Organ-specific response to nivolumab in patients with non-small cell lung cancer (NSCLC).

Author information

1
Department of Oncology and Haematology, Cantonal Hospital St. Gallen, Rorschacherstrasse 95, 9007, St. Gallen, Switzerland. sabine.schmid@kssg.ch.
2
University of Bern, Bern, Switzerland. sabine.schmid@kssg.ch.
3
Department of Oncology and Haematology, Cantonal Hospital St. Gallen, Rorschacherstrasse 95, 9007, St. Gallen, Switzerland.
4
Department of Immunbiology, Cantonal Hospital St. Gallen, St. Gallen, Switzerland.
5
Department of Oncology/Haematology, Spital Grabs, Grabs, Switzerland.
6
SAKK, Swiss Group for Clinical Cancer Research, Bern, Switzerland.
7
University of Bern, Bern, Switzerland.
8
Department of Radiology, Cantonal Hospital St. Gallen, St. Gallen, Switzerland.
9
Institute of Pathology, Cantonal Hospital St. Gallen, St. Gallen, Switzerland.

Abstract

BACKGROUND:

Response to immune checkpoint inhibitors depends on tumor intrinsic properties and also on host factors in the tumour microenvironment including the presence of immune cells (IC). We hypothesized that nivolumab efficacy varies across different metastatic sites.

METHODS:

We retrospectively analyzed computed tomography scans of patients with metastatic non-small cell lung carcinoma (NSCLC) receiving nivolumab.

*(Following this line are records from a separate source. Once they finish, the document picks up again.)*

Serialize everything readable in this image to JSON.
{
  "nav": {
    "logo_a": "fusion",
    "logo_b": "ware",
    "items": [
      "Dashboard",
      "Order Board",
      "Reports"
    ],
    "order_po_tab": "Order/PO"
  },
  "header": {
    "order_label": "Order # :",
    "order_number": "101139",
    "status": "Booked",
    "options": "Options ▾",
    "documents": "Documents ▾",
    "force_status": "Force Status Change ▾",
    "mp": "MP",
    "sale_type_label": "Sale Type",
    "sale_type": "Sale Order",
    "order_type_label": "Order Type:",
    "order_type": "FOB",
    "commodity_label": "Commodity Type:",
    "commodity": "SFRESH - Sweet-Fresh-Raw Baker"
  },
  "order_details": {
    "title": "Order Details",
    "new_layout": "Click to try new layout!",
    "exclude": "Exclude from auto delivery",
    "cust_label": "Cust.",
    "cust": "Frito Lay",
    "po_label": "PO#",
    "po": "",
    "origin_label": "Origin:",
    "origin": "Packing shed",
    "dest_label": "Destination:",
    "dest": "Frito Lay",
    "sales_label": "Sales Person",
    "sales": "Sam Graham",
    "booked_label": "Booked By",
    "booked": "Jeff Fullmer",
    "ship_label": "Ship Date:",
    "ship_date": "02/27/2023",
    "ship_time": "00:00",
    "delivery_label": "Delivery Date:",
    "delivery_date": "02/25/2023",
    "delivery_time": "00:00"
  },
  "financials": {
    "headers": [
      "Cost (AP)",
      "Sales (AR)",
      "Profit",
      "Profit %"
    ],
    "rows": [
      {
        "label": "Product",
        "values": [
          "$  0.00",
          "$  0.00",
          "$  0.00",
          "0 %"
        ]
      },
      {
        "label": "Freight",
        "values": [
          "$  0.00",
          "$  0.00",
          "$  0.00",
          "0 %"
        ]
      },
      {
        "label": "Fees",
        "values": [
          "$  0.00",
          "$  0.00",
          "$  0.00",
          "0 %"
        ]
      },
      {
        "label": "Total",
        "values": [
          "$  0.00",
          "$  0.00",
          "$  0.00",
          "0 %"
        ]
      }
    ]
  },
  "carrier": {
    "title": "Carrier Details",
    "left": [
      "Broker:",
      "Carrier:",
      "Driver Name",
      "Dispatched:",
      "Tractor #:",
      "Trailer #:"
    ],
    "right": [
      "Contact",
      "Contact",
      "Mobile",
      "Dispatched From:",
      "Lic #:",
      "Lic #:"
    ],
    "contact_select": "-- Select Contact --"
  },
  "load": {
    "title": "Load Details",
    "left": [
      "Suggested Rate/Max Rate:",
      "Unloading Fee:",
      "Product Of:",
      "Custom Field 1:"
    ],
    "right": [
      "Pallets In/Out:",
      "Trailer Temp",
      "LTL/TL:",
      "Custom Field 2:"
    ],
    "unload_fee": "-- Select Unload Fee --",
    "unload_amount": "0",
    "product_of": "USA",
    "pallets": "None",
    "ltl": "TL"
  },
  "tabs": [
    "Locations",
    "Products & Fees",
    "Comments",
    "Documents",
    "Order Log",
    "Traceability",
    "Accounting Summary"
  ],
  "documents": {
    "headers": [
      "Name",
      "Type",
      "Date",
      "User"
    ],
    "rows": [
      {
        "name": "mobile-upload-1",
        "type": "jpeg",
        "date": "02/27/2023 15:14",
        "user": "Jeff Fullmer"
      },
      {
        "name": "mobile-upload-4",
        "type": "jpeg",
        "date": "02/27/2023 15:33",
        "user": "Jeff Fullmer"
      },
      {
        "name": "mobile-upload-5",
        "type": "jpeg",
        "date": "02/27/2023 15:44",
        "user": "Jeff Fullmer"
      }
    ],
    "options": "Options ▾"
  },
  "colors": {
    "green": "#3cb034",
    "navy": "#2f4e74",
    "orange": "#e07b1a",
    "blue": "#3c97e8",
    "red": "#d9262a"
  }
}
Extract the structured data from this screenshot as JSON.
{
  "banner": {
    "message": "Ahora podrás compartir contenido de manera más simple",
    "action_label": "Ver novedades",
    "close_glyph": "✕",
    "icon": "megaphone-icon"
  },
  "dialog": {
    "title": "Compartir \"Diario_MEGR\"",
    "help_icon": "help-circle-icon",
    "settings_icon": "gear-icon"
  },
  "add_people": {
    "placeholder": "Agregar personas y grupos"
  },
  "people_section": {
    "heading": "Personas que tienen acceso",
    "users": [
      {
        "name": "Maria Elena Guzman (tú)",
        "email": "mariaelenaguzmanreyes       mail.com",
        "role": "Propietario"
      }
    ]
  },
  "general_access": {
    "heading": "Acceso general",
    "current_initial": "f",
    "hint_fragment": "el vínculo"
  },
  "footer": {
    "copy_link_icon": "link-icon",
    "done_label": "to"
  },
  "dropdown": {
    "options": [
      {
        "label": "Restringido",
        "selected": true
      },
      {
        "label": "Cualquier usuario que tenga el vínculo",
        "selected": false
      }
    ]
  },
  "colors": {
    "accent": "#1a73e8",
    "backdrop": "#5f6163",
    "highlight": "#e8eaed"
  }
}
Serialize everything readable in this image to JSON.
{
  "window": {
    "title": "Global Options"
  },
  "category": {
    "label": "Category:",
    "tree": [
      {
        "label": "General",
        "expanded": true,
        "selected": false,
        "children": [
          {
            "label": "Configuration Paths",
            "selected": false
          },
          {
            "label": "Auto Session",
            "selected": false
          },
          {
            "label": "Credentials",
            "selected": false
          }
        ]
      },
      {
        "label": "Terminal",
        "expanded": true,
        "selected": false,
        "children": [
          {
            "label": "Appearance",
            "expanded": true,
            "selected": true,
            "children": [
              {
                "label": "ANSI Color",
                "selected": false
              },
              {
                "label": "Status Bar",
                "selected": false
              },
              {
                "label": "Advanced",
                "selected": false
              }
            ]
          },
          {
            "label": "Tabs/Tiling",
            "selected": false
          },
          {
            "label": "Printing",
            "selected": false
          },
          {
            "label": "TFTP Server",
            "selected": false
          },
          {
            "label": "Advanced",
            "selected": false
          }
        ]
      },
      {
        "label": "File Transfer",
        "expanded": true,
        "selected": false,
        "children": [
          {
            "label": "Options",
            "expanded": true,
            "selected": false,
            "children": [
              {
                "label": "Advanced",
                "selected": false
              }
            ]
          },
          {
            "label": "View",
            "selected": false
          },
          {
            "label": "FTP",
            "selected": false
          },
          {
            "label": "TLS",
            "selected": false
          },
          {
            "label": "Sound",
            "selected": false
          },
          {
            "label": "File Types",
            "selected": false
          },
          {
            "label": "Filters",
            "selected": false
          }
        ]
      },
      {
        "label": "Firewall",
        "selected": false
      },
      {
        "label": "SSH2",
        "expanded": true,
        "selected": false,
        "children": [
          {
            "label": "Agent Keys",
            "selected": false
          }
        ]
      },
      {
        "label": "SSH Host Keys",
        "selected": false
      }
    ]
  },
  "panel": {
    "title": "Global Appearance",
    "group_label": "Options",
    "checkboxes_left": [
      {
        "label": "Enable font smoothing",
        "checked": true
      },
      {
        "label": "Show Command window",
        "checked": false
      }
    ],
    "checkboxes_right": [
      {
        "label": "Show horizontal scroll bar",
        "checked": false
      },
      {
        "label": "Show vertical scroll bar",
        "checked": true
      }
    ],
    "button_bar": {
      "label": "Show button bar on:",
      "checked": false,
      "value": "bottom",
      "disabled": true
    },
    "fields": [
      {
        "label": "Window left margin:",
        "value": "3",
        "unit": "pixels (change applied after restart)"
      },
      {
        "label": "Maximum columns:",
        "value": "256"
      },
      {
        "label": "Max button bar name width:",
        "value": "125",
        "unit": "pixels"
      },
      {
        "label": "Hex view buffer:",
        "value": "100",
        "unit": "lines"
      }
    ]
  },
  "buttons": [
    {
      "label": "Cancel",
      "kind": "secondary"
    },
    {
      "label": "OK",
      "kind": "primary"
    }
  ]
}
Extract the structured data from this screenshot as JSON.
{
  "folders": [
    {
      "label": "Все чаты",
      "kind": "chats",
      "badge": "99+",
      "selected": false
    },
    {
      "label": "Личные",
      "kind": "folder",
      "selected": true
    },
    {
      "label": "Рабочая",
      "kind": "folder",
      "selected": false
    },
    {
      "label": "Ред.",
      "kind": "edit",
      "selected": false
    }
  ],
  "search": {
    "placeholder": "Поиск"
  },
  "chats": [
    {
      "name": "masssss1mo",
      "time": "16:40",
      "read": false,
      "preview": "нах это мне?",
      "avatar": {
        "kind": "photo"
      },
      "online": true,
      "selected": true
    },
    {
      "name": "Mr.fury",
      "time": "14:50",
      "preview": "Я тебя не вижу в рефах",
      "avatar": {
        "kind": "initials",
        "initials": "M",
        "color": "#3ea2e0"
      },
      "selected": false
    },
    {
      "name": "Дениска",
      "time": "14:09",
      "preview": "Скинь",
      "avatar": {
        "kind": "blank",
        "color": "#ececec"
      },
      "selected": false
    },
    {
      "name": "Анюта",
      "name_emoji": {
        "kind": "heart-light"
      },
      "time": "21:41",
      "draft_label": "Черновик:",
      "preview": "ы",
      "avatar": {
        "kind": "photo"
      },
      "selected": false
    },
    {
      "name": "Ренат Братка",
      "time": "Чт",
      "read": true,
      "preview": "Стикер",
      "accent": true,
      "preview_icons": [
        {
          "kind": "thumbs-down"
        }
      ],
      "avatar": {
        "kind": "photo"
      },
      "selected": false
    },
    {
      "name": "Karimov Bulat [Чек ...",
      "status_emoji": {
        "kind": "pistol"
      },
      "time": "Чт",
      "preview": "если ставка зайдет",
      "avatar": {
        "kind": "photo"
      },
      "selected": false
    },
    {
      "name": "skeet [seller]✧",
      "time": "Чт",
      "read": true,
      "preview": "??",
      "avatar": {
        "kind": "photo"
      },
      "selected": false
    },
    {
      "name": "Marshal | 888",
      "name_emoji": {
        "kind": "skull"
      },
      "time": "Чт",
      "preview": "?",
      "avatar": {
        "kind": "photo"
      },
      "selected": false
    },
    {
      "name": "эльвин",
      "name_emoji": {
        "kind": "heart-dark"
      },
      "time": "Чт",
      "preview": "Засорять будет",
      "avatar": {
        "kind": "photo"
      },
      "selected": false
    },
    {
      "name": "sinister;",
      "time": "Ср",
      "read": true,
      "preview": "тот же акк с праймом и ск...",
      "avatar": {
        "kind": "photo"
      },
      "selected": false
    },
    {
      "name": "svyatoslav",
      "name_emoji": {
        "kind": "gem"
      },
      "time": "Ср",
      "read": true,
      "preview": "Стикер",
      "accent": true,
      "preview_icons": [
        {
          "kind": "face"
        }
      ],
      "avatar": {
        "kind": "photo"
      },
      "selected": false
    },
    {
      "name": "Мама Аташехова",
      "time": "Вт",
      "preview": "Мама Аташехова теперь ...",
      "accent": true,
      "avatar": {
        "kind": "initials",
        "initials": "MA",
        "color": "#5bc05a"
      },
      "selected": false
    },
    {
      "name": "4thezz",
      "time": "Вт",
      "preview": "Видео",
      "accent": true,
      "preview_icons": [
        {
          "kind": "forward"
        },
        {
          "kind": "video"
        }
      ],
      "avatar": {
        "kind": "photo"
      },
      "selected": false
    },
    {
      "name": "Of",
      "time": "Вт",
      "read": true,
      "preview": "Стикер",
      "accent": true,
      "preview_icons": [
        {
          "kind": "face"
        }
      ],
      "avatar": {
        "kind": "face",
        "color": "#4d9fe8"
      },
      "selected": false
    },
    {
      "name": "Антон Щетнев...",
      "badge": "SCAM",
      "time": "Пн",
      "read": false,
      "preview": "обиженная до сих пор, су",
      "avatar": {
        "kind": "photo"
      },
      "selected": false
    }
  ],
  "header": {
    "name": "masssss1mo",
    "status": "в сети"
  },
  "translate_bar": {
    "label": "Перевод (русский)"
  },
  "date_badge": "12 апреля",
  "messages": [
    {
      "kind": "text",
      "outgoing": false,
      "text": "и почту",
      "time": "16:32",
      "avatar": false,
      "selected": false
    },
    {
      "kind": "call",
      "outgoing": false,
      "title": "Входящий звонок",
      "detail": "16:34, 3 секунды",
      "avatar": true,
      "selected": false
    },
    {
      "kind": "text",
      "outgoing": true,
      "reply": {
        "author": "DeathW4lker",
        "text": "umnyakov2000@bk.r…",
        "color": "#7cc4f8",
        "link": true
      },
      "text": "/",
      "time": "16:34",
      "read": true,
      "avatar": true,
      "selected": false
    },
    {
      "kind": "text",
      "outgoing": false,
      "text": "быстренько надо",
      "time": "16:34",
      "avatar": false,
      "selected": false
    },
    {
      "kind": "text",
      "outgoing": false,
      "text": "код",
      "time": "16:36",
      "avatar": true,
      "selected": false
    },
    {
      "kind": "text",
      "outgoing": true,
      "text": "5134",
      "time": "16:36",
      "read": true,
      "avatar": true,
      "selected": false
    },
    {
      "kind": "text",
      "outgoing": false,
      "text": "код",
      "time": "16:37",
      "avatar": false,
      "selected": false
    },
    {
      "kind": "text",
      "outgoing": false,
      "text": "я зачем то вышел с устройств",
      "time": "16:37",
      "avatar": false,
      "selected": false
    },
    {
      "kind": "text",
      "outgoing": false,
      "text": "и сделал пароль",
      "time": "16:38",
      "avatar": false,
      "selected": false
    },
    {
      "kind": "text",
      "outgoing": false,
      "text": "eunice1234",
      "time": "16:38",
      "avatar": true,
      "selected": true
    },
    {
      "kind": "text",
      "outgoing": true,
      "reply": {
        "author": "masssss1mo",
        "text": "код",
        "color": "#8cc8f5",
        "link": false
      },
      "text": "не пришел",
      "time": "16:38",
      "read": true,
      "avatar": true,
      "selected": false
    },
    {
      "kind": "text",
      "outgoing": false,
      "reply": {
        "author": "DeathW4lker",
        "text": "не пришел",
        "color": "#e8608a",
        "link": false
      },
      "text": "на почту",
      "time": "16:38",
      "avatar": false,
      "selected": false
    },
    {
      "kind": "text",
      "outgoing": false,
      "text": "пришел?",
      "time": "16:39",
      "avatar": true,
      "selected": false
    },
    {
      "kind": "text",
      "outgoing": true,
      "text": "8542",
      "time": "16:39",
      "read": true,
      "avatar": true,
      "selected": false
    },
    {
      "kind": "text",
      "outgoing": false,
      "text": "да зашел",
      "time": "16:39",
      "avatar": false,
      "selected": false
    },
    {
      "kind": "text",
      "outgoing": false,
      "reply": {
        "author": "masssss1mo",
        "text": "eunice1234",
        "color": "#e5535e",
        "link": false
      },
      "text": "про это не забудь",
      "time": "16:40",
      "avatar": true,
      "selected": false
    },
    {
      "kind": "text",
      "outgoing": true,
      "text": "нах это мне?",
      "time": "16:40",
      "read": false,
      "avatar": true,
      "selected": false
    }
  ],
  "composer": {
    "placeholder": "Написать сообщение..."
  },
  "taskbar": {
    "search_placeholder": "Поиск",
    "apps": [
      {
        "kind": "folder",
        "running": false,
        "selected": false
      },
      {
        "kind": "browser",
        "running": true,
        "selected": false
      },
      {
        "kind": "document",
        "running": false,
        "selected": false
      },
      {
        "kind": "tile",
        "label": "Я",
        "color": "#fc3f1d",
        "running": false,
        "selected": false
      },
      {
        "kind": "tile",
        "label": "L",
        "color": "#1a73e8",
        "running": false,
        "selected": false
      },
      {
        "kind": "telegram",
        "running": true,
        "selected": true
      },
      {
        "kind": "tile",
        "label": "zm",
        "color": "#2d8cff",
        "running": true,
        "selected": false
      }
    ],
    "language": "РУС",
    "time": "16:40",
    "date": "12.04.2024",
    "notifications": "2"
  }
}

RECIST 1.1 criteria were applied to assess the overall response rate (ORR) and organ-specific response rate (OSRR).

RESULTS:

We analyzed 52 patients including 44% females, 58% adenocarcinoma and 8% never smokers. Involved organs had target-lesions in the lung (42%), liver (25%), lymph nodes (56%) and soft tissue (13%) and non-target lesions in the bones (23%). ORR and disease control rate (DCR) were 20% and 45%, respectively. Median overall survival, progression-free survival and duration of response were 11.9, 2.3 and 10.3 months. OSRR and organ-specific DCR (OSDCR) were 28% and 90% in lymph nodes, 8% and 54 in the liver, and 9% and 55% in lung metastases. Nine out of 12 patients with bone metastases had progressive lesions. The cumulative incidence probability of organ-specific progression at 6 months was 14% in lymph nodes, 42% in the liver, 36% in lung metastases and 26% in the primary tumor, 29% in soft tissue and 33% in adrenal metastases.

CONCLUSION:

In conclusion, the efficacy of immunotherapy is dependent on the metastatic location. Treatment appears more active in lymph nodes compared to other organ sites such as liver, adrenals and bone. Future strategies may include additional local treatment in case of oligoprogression in these organs in patients with otherwise sustained treatment benefit.

KEYWORDS:

Checkpoint inhibitors; NSCLC; Organ-specific response; Patterns of response

PMID:
30171269
DOI:
10.1007/s00262-018-2239-4
[Indexed for MEDLINE]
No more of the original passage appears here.